While avoiding “new” arms control that Mr. Putin will simply join while deploying new intermediate and strategic technologies, Mr. Trump should “get their attention” with robustly funded new technology programs, including new NATO basing concepts for systems heretofore limited by the INF Treaty.
In short, Mr. Putin must conclude that his own INF violations have put Russia at increased risk.
Accordingly, the absolute worst thing we can do is to require funding for new technology strategic and INF systems be contingent on new arms control discussions with the Russians. Mr. Putin will love this, and we will get absolutely nothing for it — no new systems and absolutely no leverage in negotiations. In fact, we fully expect Mr. Putin to propose new negotiations because he knows we don’t do arms control very well.
What kinds of systems and technologies must we now pursue?
Fortunately, Undersecretary of Defense for Research and Engineering Michael Griffin — an exceptional aerospace engineer and former NASA administrator — understands today’s cutting-edge technologies and was an active participant in the formative SDI years.
Indeed, as SDI’s deputy director for technology, he was present when the first SDI system survived an intense series of technical reviews in 1989-90 to enter a fully approved demonstration and validation (“DemVal”) program. It was a space-based interceptor program, called “Brilliant Pebbles.”
The Pentagon office charged with providing independent system cost estimates for the acquisition authorities judged it would cost $10 billion in 1988 dollars (with inflation, now $20 billion) to develop, deploy and operate for 20 years a constellation of 1000 Brilliant Pebbles.
That system was assessed to have a high probability (well over 90 percent) of intercepting all of 200 attacking re-entry vehicles — much more capability than any currently or planned operating BMD system.
Mr. Griffin not only knows about cutting-edge SDI technologies of the programs he led, but he also understands the best of today’s technology that can assure even more cost-effective defenses.
The Missile Defense Agency and the Defense Advanced Research Projects Agency (DARPA) work for him and can demonstrate those technologies. Moreover, assuming that the prospective Space Development Agency is established, it should also report to him.
Thus, he can lead efforts to achieve Ronald Reagan’s vision for an effective space-based defense in the near future.
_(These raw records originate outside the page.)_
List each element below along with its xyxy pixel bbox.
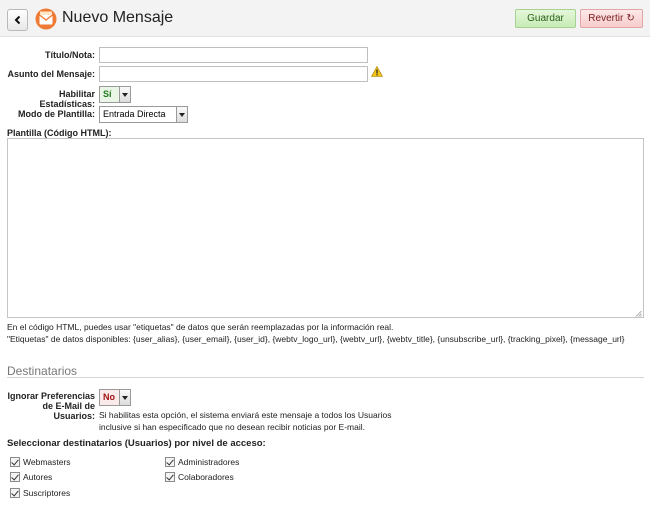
asunto-input[interactable]: [99, 66, 368, 82]
page-header: Nuevo Mensaje Guardar Revertir ↻: [0, 0, 650, 37]
refresh-icon: ↻: [626, 13, 635, 24]
back-button[interactable]: [7, 9, 28, 31]
page-title: Nuevo Mensaje: [62, 9, 174, 26]
chevron-down-icon: [119, 390, 130, 405]
estadisticas-select[interactable]: Sí: [99, 86, 131, 103]
ignore-select-value: No: [100, 390, 119, 405]
checkbox-webmasters[interactable]: Webmasters: [10, 457, 71, 467]
checkbox-administradores[interactable]: Administradores: [165, 457, 239, 467]
checkbox-autores[interactable]: Autores: [10, 472, 52, 482]
chevron-left-icon: [14, 15, 20, 25]
save-button[interactable]: Guardar: [515, 9, 576, 28]
ignore-preferences-label: Ignorar Preferencias de E-Mail de Usuari…: [7, 391, 95, 421]
chevron-down-icon: [176, 107, 187, 122]
checkbox-colaboradores[interactable]: Colaboradores: [165, 472, 234, 482]
section-title-destinatarios: Destinatarios: [7, 364, 78, 378]
checkbox-box[interactable]: [165, 457, 175, 467]
help-text-line1: En el código HTML, puedes usar "etiqueta…: [7, 322, 394, 332]
revert-button-label: Revertir: [588, 13, 624, 24]
help-text-line2: "Etiquetas" de datos disponibles: {user_…: [7, 334, 625, 344]
resize-grip-icon[interactable]: [635, 310, 642, 317]
checkbox-suscriptores[interactable]: Suscriptores: [10, 488, 70, 498]
ignore-label-line1: Ignorar Preferencias: [7, 391, 95, 401]
warning-icon: [371, 66, 383, 77]
section-divider: [7, 377, 644, 378]
titulo-label: Título/Nota:: [45, 50, 95, 60]
asunto-label: Asunto del Mensaje:: [7, 69, 95, 79]
ignore-label-line2: de E-Mail de Usuarios:: [42, 401, 95, 421]
checkbox-box[interactable]: [165, 472, 175, 482]
checkbox-label: Webmasters: [23, 457, 71, 467]
ignore-preferences-select[interactable]: No: [99, 389, 131, 406]
checkbox-box[interactable]: [10, 472, 20, 482]
revert-button[interactable]: Revertir ↻: [580, 9, 643, 28]
titulo-input[interactable]: [99, 47, 368, 63]
estadisticas-label: Habilitar Estadísticas:: [39, 89, 95, 109]
checkbox-label: Administradores: [178, 457, 240, 467]
chevron-down-icon: [119, 87, 130, 102]
checkbox-label: Autores: [23, 472, 53, 482]
ignore-preferences-help: Si habilitas esta opción, el sistema env…: [99, 410, 392, 432]
mail-envelope-icon: [35, 8, 57, 30]
modo-select[interactable]: Entrada Directa: [99, 106, 188, 123]
modo-label: Modo de Plantilla:: [17, 109, 95, 119]
checkbox-box[interactable]: [10, 488, 20, 498]
modo-select-value: Entrada Directa: [103, 109, 166, 119]
plantilla-editor[interactable]: [7, 138, 644, 318]
checkbox-box[interactable]: [10, 457, 20, 467]
checkbox-label: Colaboradores: [178, 472, 234, 482]
plantilla-label: Plantilla (Código HTML):: [7, 128, 112, 138]
access-level-title: Seleccionar destinatarios (Usuarios) por…: [7, 438, 266, 449]
checkbox-label: Suscriptores: [23, 488, 71, 498]
estadisticas-select-value: Sí: [100, 87, 119, 102]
Such an effective defense should be complemented with other programs to upgrade our offensive strategic and tactical forces armed with modernized nuclear warheads.
The American people will benefit more from such development and deployment than from any arms control agreement — past or likely future.
• Henry F. Cooper and Daniel J. Gallington served in a series of senior national security related positions, including the Nuclear and Space talks with the Soviet Union that led to the INF Treaty.